The aftermarket Heads-Up Display (HUD) space has been horrendous - a wasteland. It's almost as if companies who are in a position to make good iOS or Android phone-integrated-HUD systems, decided that they need not break a sweat while vehicle manufacturers continue to sell terrible $2000 dollar navigation systems. That is, expensive OEM solutions are so egregious and offensive to the public-at-large, that the big players in aftermarket car electronics can sell their lesser-of-two-evils $1000 head-units into perpetuity. I'm primarily referring to Alpine, Pioneer, and Sony here. Perhaps a bit less so for Pioneer, who at least made this in between watching "the fast and the furious," or whatever it is their mobile-audio department does nowadays. Garmin, with a "half-heartier" attempt, (and I use 'heartier' loosely) also threw their hat-in-the-ring with this thing.
Needless to say, Navdy looks as if it will easily be the best of its kind available when it launches.

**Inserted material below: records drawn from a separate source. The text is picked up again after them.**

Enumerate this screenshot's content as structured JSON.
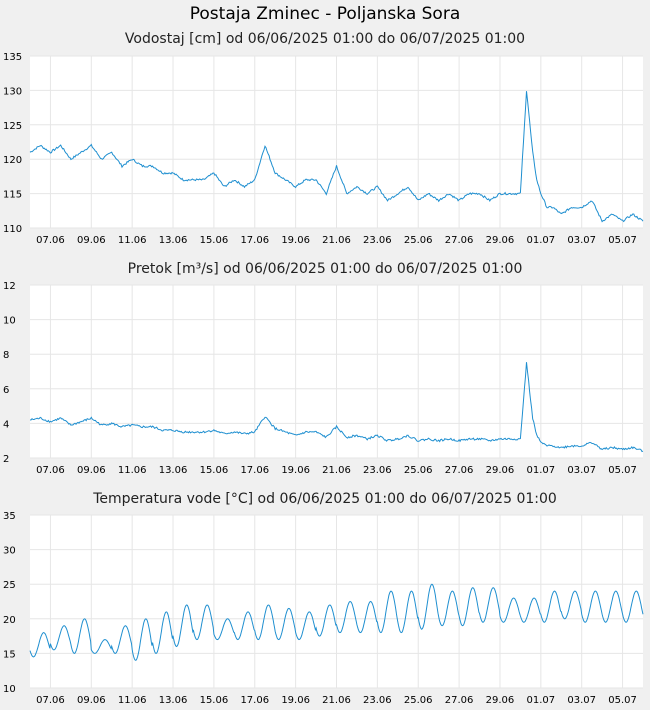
{
  "page_title": "Postaja Zminec - Poljanska Sora",
  "line_color": "#1f8fd0",
  "chart_data": [
    {
      "type": "line",
      "title": "Vodostaj [cm] od 06/06/2025 01:00 do 06/07/2025 01:00",
      "ylim": [
        110,
        135
      ],
      "yticks": [
        "110",
        "115",
        "120",
        "125",
        "130",
        "135"
      ],
      "xticks": [
        "07.06",
        "09.06",
        "11.06",
        "13.06",
        "15.06",
        "17.06",
        "19.06",
        "21.06",
        "23.06",
        "25.06",
        "27.06",
        "29.06",
        "01.07",
        "03.07",
        "05.07"
      ],
      "xlim_days": [
        0,
        30
      ],
      "grid": true,
      "series": [
        {
          "x": [
            0,
            0.5,
            1,
            1.5,
            2,
            2.5,
            3,
            3.5,
            4,
            4.5,
            5,
            5.5,
            6,
            6.5,
            7,
            7.5,
            8,
            8.5,
            9,
            9.5,
            10,
            10.5,
            11,
            11.5,
            12,
            12.5,
            13,
            13.5,
            14,
            14.5,
            15,
            15.5,
            16,
            16.5,
            17,
            17.5,
            18,
            18.5,
            19,
            19.5,
            20,
            20.5,
            21,
            21.5,
            22,
            22.5,
            23,
            23.5,
            24,
            24.3,
            24.6,
            24.8,
            25,
            25.3,
            25.6,
            26,
            26.5,
            27,
            27.5,
            28,
            28.5,
            29,
            29.5,
            30
          ],
          "values": [
            121,
            122,
            121,
            122,
            120,
            121,
            122,
            120,
            121,
            119,
            120,
            119,
            119,
            118,
            118,
            117,
            117,
            117,
            118,
            116,
            117,
            116,
            117,
            122,
            118,
            117,
            116,
            117,
            117,
            115,
            119,
            115,
            116,
            115,
            116,
            114,
            115,
            116,
            114,
            115,
            114,
            115,
            114,
            115,
            115,
            114,
            115,
            115,
            115,
            130,
            121,
            117,
            115,
            113,
            113,
            112,
            113,
            113,
            114,
            111,
            112,
            111,
            112,
            111
          ]
        }
      ]
    },
    {
      "type": "line",
      "title": "Pretok [m³/s] od 06/06/2025 01:00 do 06/07/2025 01:00",
      "ylim": [
        2,
        12
      ],
      "yticks": [
        "2",
        "4",
        "6",
        "8",
        "10",
        "12"
      ],
      "xticks": [
        "07.06",
        "09.06",
        "11.06",
        "13.06",
        "15.06",
        "17.06",
        "19.06",
        "21.06",
        "23.06",
        "25.06",
        "27.06",
        "29.06",
        "01.07",
        "03.07",
        "05.07"
      ],
      "xlim_days": [
        0,
        30
      ],
      "grid": true,
      "series": [
        {
          "x": [
            0,
            0.5,
            1,
            1.5,
            2,
            2.5,
            3,
            3.5,
            4,
            4.5,
            5,
            5.5,
            6,
            6.5,
            7,
            7.5,
            8,
            8.5,
            9,
            9.5,
            10,
            10.5,
            11,
            11.5,
            12,
            12.5,
            13,
            13.5,
            14,
            14.5,
            15,
            15.5,
            16,
            16.5,
            17,
            17.5,
            18,
            18.5,
            19,
            19.5,
            20,
            20.5,
            21,
            21.5,
            22,
            22.5,
            23,
            23.5,
            24,
            24.3,
            24.6,
            24.8,
            25,
            25.3,
            25.6,
            26,
            26.5,
            27,
            27.5,
            28,
            28.5,
            29,
            29.5,
            30
          ],
          "values": [
            4.2,
            4.3,
            4.1,
            4.3,
            3.9,
            4.1,
            4.3,
            3.9,
            4.0,
            3.8,
            3.9,
            3.8,
            3.8,
            3.6,
            3.6,
            3.5,
            3.5,
            3.5,
            3.6,
            3.4,
            3.5,
            3.4,
            3.5,
            4.4,
            3.7,
            3.5,
            3.3,
            3.5,
            3.5,
            3.2,
            3.8,
            3.2,
            3.3,
            3.1,
            3.3,
            3.0,
            3.1,
            3.3,
            3.0,
            3.1,
            3.0,
            3.1,
            3.0,
            3.1,
            3.1,
            3.0,
            3.1,
            3.1,
            3.1,
            7.5,
            4.3,
            3.3,
            2.9,
            2.7,
            2.7,
            2.6,
            2.7,
            2.7,
            2.9,
            2.5,
            2.6,
            2.5,
            2.6,
            2.4
          ]
        }
      ]
    },
    {
      "type": "line",
      "title": "Temperatura vode [°C] od 06/06/2025 01:00 do 06/07/2025 01:00",
      "ylim": [
        10,
        35
      ],
      "yticks": [
        "10",
        "15",
        "20",
        "25",
        "30",
        "35"
      ],
      "xticks": [
        "07.06",
        "09.06",
        "11.06",
        "13.06",
        "15.06",
        "17.06",
        "19.06",
        "21.06",
        "23.06",
        "25.06",
        "27.06",
        "29.06",
        "01.07",
        "03.07",
        "05.07"
      ],
      "xlim_days": [
        0,
        30
      ],
      "grid": true,
      "daily_min": [
        14.5,
        15.5,
        15,
        15,
        15,
        14,
        15,
        16,
        17,
        17,
        17,
        17,
        17,
        17,
        17.5,
        18,
        18,
        18,
        18,
        18.5,
        19,
        19,
        19.5,
        19.5,
        19.5,
        19.5,
        20,
        19.5,
        19.5,
        19.5,
        19.5
      ],
      "daily_max": [
        18,
        19,
        20,
        17,
        19,
        20,
        21,
        22,
        22,
        20,
        21,
        22,
        21.5,
        21,
        22,
        22.5,
        22.5,
        24,
        24,
        25,
        24,
        24.5,
        24.5,
        23,
        23,
        24,
        24,
        24,
        24,
        24,
        24
      ]
    }
  ]
}
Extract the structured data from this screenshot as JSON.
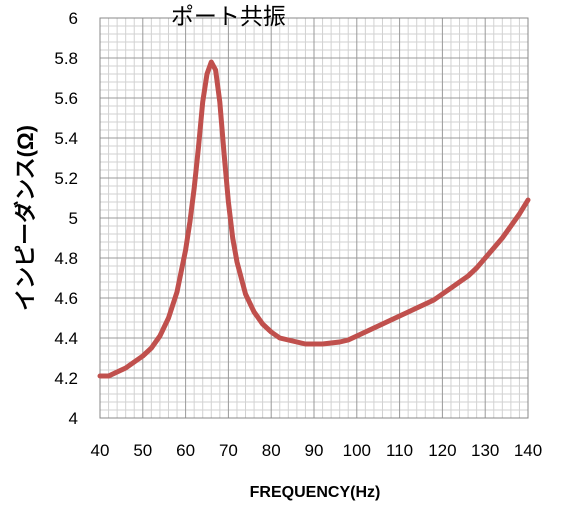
{
  "chart_data": {
    "type": "line",
    "title": "",
    "xlabel": "FREQUENCY(Hz)",
    "ylabel": "インピーダンス(Ω)",
    "xlim": [
      40,
      140
    ],
    "ylim": [
      4,
      6
    ],
    "xticks": [
      40,
      50,
      60,
      70,
      80,
      90,
      100,
      110,
      120,
      130,
      140
    ],
    "yticks": [
      4,
      4.2,
      4.4,
      4.6,
      4.8,
      5,
      5.2,
      5.4,
      5.6,
      5.8,
      6
    ],
    "ytick_labels": [
      "4",
      "4.2",
      "4.4",
      "4.6",
      "4.8",
      "5",
      "5.2",
      "5.4",
      "5.6",
      "5.8",
      "6"
    ],
    "grid": true,
    "line_color": "#c0504d",
    "annotations": [
      {
        "text": "ポート共振",
        "x": 70,
        "y": 5.97
      }
    ],
    "series": [
      {
        "x": [
          40,
          42,
          44,
          46,
          48,
          50,
          52,
          54,
          56,
          58,
          60,
          61,
          62,
          63,
          64,
          65,
          66,
          67,
          68,
          69,
          70,
          71,
          72,
          74,
          76,
          78,
          80,
          82,
          84,
          86,
          88,
          90,
          92,
          94,
          96,
          98,
          100,
          102,
          104,
          106,
          108,
          110,
          112,
          114,
          116,
          118,
          120,
          122,
          124,
          126,
          128,
          130,
          132,
          134,
          136,
          138,
          140
        ],
        "y": [
          4.21,
          4.21,
          4.23,
          4.25,
          4.28,
          4.31,
          4.35,
          4.41,
          4.5,
          4.63,
          4.84,
          4.98,
          5.15,
          5.35,
          5.58,
          5.72,
          5.78,
          5.74,
          5.58,
          5.32,
          5.08,
          4.9,
          4.78,
          4.62,
          4.53,
          4.47,
          4.43,
          4.4,
          4.39,
          4.38,
          4.37,
          4.37,
          4.37,
          4.375,
          4.38,
          4.39,
          4.41,
          4.43,
          4.45,
          4.47,
          4.49,
          4.51,
          4.53,
          4.55,
          4.57,
          4.59,
          4.62,
          4.65,
          4.68,
          4.71,
          4.75,
          4.8,
          4.85,
          4.9,
          4.96,
          5.02,
          5.09
        ]
      }
    ]
  }
}
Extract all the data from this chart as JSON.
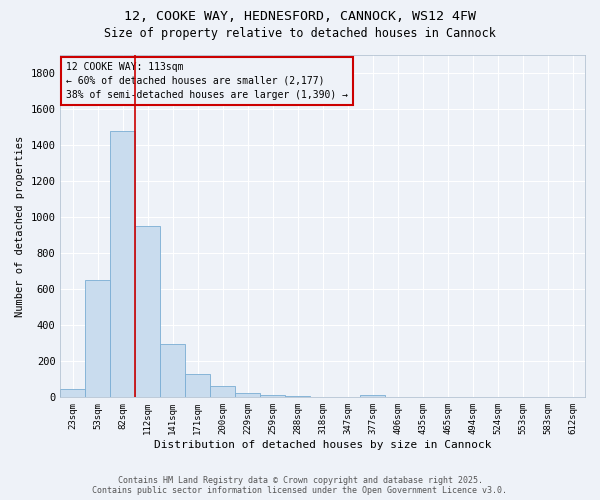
{
  "title1": "12, COOKE WAY, HEDNESFORD, CANNOCK, WS12 4FW",
  "title2": "Size of property relative to detached houses in Cannock",
  "xlabel": "Distribution of detached houses by size in Cannock",
  "ylabel": "Number of detached properties",
  "categories": [
    "23sqm",
    "53sqm",
    "82sqm",
    "112sqm",
    "141sqm",
    "171sqm",
    "200sqm",
    "229sqm",
    "259sqm",
    "288sqm",
    "318sqm",
    "347sqm",
    "377sqm",
    "406sqm",
    "435sqm",
    "465sqm",
    "494sqm",
    "524sqm",
    "553sqm",
    "583sqm",
    "612sqm"
  ],
  "values": [
    47,
    650,
    1480,
    950,
    295,
    132,
    63,
    22,
    12,
    5,
    2,
    0,
    12,
    0,
    0,
    0,
    0,
    0,
    0,
    0,
    0
  ],
  "bar_color": "#c9dcee",
  "bar_edge_color": "#7aadd4",
  "vline_x": 2.5,
  "vline_color": "#cc0000",
  "annotation_text": "12 COOKE WAY: 113sqm\n← 60% of detached houses are smaller (2,177)\n38% of semi-detached houses are larger (1,390) →",
  "annotation_box_color": "#cc0000",
  "ylim": [
    0,
    1900
  ],
  "yticks": [
    0,
    200,
    400,
    600,
    800,
    1000,
    1200,
    1400,
    1600,
    1800
  ],
  "footer1": "Contains HM Land Registry data © Crown copyright and database right 2025.",
  "footer2": "Contains public sector information licensed under the Open Government Licence v3.0.",
  "bg_color": "#eef2f8",
  "grid_color": "#ffffff"
}
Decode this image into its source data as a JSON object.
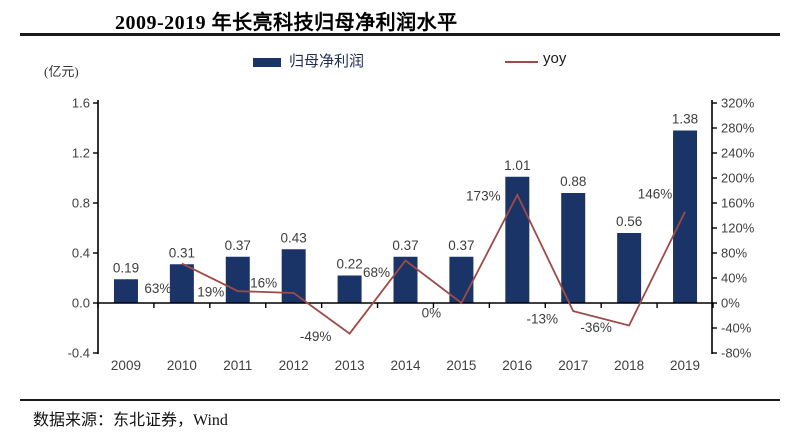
{
  "page": {
    "title": "2009-2019 年长亮科技归母净利润水平",
    "source_note": "数据来源：东北证券，Wind"
  },
  "legend": {
    "bar_label": "归母净利润",
    "line_label": "yoy"
  },
  "colors": {
    "bar": "#1b3467",
    "line": "#9e4b47",
    "axis": "#000000",
    "tick_text": "#404040",
    "data_label_text": "#3d3d3d"
  },
  "chart_data": {
    "type": "bar+line",
    "title": "2009-2019 年长亮科技归母净利润水平",
    "unit_label": "(亿元)",
    "grid": false,
    "legend_position": "top",
    "categories": [
      "2009",
      "2010",
      "2011",
      "2012",
      "2013",
      "2014",
      "2015",
      "2016",
      "2017",
      "2018",
      "2019"
    ],
    "series": [
      {
        "name": "归母净利润",
        "type": "bar",
        "axis": "left",
        "color": "#1b3467",
        "values": [
          0.19,
          0.31,
          0.37,
          0.43,
          0.22,
          0.37,
          0.37,
          1.01,
          0.88,
          0.56,
          1.38
        ],
        "labels": [
          "0.19",
          "0.31",
          "0.37",
          "0.43",
          "0.22",
          "0.37",
          "0.37",
          "1.01",
          "0.88",
          "0.56",
          "1.38"
        ]
      },
      {
        "name": "yoy",
        "type": "line",
        "axis": "right",
        "color": "#9e4b47",
        "values": [
          null,
          63,
          19,
          16,
          -49,
          68,
          0,
          173,
          -13,
          -36,
          146
        ],
        "labels": [
          null,
          "63%",
          "19%",
          "16%",
          "-49%",
          "68%",
          "0%",
          "173%",
          "-13%",
          "-36%",
          "146%"
        ],
        "label_offsets": [
          null,
          [
            -24,
            25
          ],
          [
            -27,
            1
          ],
          [
            -30,
            -10
          ],
          [
            -34,
            3
          ],
          [
            -29,
            12
          ],
          [
            -30,
            10
          ],
          [
            -34,
            1
          ],
          [
            -31,
            8
          ],
          [
            -33,
            2
          ],
          [
            -30,
            -18
          ]
        ]
      }
    ],
    "left_axis": {
      "title": "(亿元)",
      "min": -0.4,
      "max": 1.6,
      "ticks": [
        1.6,
        1.2,
        0.8,
        0.4,
        0.0,
        -0.4
      ],
      "tick_labels": [
        "1.6",
        "1.2",
        "0.8",
        "0.4",
        "0.0",
        "-0.4"
      ]
    },
    "right_axis": {
      "min": -80,
      "max": 320,
      "ticks": [
        320,
        280,
        240,
        200,
        160,
        120,
        80,
        40,
        0,
        -40,
        -80
      ],
      "tick_labels": [
        "320%",
        "280%",
        "240%",
        "200%",
        "160%",
        "120%",
        "80%",
        "40%",
        "0%",
        "-40%",
        "-80%"
      ]
    }
  }
}
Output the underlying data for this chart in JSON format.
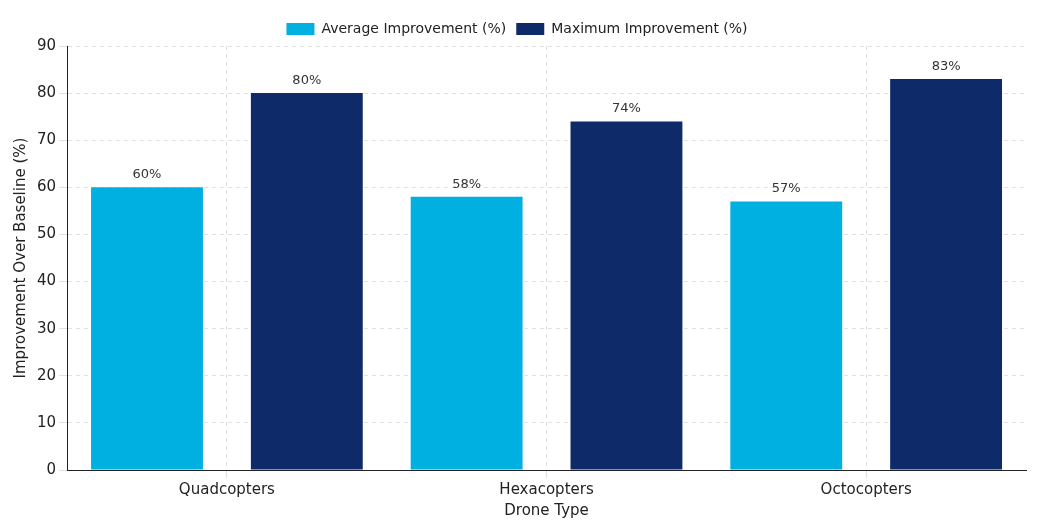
{
  "chart_data": {
    "type": "bar",
    "xlabel": "Drone Type",
    "ylabel": "Improvement Over Baseline (%)",
    "categories": [
      "Quadcopters",
      "Hexacopters",
      "Octocopters"
    ],
    "series": [
      {
        "name": "Average Improvement (%)",
        "color": "#00b0e0",
        "values": [
          60,
          58,
          57
        ],
        "value_labels": [
          "60%",
          "58%",
          "57%"
        ]
      },
      {
        "name": "Maximum Improvement (%)",
        "color": "#0f2a69",
        "values": [
          80,
          74,
          83
        ],
        "value_labels": [
          "80%",
          "74%",
          "83%"
        ]
      }
    ],
    "ylim": [
      0,
      90
    ],
    "yticks": [
      0,
      10,
      20,
      30,
      40,
      50,
      60,
      70,
      80,
      90
    ],
    "grid": true,
    "legend": "top"
  }
}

In addition to Navdy's transparent Head-Up Display, which projects information (including turn-by-turn navigation) "as if it's floating six feet in front of the driver", Navdy HUD users will also be able to:
swipe to answer a call, or dismiss a notification; ask Navdy to "compose new tweet", "write new text" or "call mom" using the voice commands with which Google Voice and Siri users are already familiar; and, display, read aloud, or disable entirely, any notification (text, social, etc) on their connected iOS or Android phone.
Further, Navdy's HUD brandishes a 5.1 inch screen, Wifi and Bluetooth LE. It also connects to your vehicle's OBD-II port - a really smart move allowing access a host of vehicle data. The product looks well thought out, and I cannot wait to get my hands on one. The company has not indicated whether their HUD will have CarPlay or Android Auto capabilities, which mirrors certain elements of your phone's display unto a connected screen. As it stands, it seems as if users will have use of a free Navdy app and of course the unit will sync with users’ phone of choice, so long as that phone is an Apple or Google phone.
As an aside, after Navdy unveiled its product I remembered something I saw several years ago. Namely, MVS’ "Virtual Cable", an augmented reality 3D continuos line that is projected from the top of a vehicle's windshield and seemingly extends well-out in front of the driver, fluidly guiding his or her every turn. It looked superbly minimalistic. One simple continuous running laser "cable" for the driver to follow. If you have never seen MVS’ Virtual Cable True 3-D technology, check out the videos below. The potential looked amazing years ago, and still looks amazing today.
So far, there has been no consumer product using the Virtual Cable technology. Unless MVS-California, makes their Virtual Cable available for the aftermarket, it looks as if Navdy will be King of the aftermarket HUD space.